On Nov 4 2021, a research article entitled “A generalized linear mixed model association tool for biobank-scale data” from a team led by Prof Jian Yang at the School of Life Sciences at Westlake University was published online in Nature Genetics . The team developed an ultra-efficient generalized linear mixed model-based (GLMM) association analysis tool, named fastGWA-GLMM, for genome-wide association studies (GWASs) of binary traits (a trait with only two possible values, e.g., disease status). fastGWA-GLMM and fastGWA (a tool developed earlier by the same team for continuous traits) are currently the only mixed model-based association tools that apply to large-scale data with millions of individuals.

Most traits in humans such as behaviors, physiological characteristics and disease susceptibilities are influenced by a large number of genetic variants each with a small effect. GWAS is a widely used experimental design to detect genetic variants associated with a disease of interest. It is used to characterize genetic variations by comparing the genetic information of a large cohort of people, using statistical methods to scan the genome to identify genetic variants associated with the disease, and to reveal genes and regulatory mechanisms related to disease occurrence and development.

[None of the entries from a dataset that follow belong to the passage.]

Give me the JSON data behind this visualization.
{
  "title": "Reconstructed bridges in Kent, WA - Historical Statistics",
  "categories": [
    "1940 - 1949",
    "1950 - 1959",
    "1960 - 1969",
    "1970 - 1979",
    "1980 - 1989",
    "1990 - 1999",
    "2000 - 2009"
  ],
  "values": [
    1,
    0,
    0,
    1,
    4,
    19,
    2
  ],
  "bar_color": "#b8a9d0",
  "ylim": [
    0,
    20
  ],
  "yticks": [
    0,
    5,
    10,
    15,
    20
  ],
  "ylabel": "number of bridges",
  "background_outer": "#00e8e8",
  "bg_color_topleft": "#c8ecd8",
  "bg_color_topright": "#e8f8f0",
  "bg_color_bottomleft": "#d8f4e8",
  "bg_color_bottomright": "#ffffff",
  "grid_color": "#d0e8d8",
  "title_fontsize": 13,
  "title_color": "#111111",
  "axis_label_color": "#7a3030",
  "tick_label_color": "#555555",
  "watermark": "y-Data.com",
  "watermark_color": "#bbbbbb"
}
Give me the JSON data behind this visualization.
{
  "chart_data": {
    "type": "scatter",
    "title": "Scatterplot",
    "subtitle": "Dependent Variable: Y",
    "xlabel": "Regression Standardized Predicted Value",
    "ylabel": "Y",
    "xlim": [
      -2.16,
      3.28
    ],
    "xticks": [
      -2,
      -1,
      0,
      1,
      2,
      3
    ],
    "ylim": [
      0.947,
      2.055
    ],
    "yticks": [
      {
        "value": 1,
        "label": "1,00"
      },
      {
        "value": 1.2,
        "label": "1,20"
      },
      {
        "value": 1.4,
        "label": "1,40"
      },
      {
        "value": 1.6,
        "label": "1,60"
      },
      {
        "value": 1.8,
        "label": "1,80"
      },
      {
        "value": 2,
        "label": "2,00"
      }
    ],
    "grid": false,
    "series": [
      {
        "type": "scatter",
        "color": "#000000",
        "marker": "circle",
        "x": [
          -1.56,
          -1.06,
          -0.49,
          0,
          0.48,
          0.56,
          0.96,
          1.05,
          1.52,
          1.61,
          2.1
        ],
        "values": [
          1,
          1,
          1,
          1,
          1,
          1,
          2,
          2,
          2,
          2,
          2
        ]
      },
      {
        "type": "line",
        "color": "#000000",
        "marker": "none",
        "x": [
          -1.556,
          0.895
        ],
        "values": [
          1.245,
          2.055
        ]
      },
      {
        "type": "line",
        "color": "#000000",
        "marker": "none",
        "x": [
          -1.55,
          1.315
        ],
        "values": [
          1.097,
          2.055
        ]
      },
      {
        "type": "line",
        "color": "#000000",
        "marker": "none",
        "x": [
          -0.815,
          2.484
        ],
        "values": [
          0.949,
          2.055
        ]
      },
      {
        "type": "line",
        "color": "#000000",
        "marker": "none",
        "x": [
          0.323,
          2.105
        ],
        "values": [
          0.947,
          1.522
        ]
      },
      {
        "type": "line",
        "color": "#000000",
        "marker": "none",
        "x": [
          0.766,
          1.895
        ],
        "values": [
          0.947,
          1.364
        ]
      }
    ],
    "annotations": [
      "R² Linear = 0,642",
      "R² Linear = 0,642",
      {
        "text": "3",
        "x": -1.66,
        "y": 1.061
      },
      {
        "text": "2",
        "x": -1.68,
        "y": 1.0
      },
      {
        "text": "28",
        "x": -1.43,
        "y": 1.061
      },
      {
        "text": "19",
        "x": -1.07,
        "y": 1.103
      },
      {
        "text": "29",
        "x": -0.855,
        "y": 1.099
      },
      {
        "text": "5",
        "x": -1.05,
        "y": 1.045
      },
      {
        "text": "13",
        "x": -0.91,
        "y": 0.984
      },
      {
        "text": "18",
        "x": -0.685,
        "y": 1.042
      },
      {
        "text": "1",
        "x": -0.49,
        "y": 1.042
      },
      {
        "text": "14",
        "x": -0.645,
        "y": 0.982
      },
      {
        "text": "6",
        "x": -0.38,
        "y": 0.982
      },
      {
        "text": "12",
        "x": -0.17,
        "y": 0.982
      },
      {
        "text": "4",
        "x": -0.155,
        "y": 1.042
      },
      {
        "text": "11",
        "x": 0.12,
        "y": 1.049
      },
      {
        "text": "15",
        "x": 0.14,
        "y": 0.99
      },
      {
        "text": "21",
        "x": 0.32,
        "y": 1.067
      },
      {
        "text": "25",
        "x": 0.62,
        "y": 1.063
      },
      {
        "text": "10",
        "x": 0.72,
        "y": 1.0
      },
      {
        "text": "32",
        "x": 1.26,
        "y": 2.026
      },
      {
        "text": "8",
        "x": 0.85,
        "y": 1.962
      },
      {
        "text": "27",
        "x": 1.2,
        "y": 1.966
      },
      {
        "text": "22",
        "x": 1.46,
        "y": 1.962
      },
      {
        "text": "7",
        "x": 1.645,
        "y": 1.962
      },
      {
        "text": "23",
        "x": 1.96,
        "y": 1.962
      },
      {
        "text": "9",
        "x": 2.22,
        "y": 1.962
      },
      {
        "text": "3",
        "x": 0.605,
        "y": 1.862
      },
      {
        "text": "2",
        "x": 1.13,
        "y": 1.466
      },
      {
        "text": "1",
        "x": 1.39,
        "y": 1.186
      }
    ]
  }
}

Mixed model-based association analysis tools are often preferred in GWAS because of their advantage in correcting confounding factors that could potentially bias the association analysis results. In recent years, the computational efficiencies of mixed model-based tools are challenged by data from cohorts with very large sample sizes, such as the UK Biobank (UKB). For example, a typical GWAS in the UKB involves the analysis of data of on >400,000 individuals each with >10 million genetic variants.

Yang’s team proposed a sparse matrix-based model and a series of efficient computational algorithms that circumvented the limitations of mixed models in computing speed and memory usage and developed an ultra-efficient GLMM-based association analysis tool for binary traits, fastGWA-GLMM. They used real data to demonstrate the extremely high computational efficiency of fastGWA-GLMM, which far exceeds existing GLMM-based methods. For example, the computational efficiency can reach 36 times that of the most used GLMM-based association tool in the analysis of the UKB data. In a simulated cohort of 2 million people (each person has about 12 million genetic variants), a fastGWA-GLMM analysis can be completed in only 17 hours using 16 CPU cores and 32GB of memory, but such an analysis is not achievable for other mixed model-based tools. fastGWA-GLMM's fast processing capability for large data is of great significance to the upcoming biobank-scale data with millions of samples.

As an efficient and robust association analysis tool, fastGWA-GLMM can be applied to identify genetic variants for binary traits in all the large-scale biobanks. The team has used fastGWA-GLMM to analyze 2,989 binary traits in the UKB and shared all the association analysis results on their online data portal (http://fastgwa.info/ukbimpbin). Users can browse, retrieve, query, and download all the result data without restrictions on this platform. Moreover, this method has been integrated into the open-source software package GCTA developed by the team (https://yanglab.westlake.edu.cn/software/gcta). fastGWA and fastGWA-GLMM may become indispensable tools for genetic analysis of data from ultra-large biological repositories in the future, and their application potential for deciphering the genetic mysteries of complex human diseases is immeasurable. 

Doctoral student from the University of Queensland (UQ), visiting student at Westlake University Dr. Longda Jiang (currently a postdoctoral fellow at the New York Genome Center), and Dr. Zhili Zheng from UQ are the co-first authors of this article, and Professor Yang Jian from Westlake University is the last author.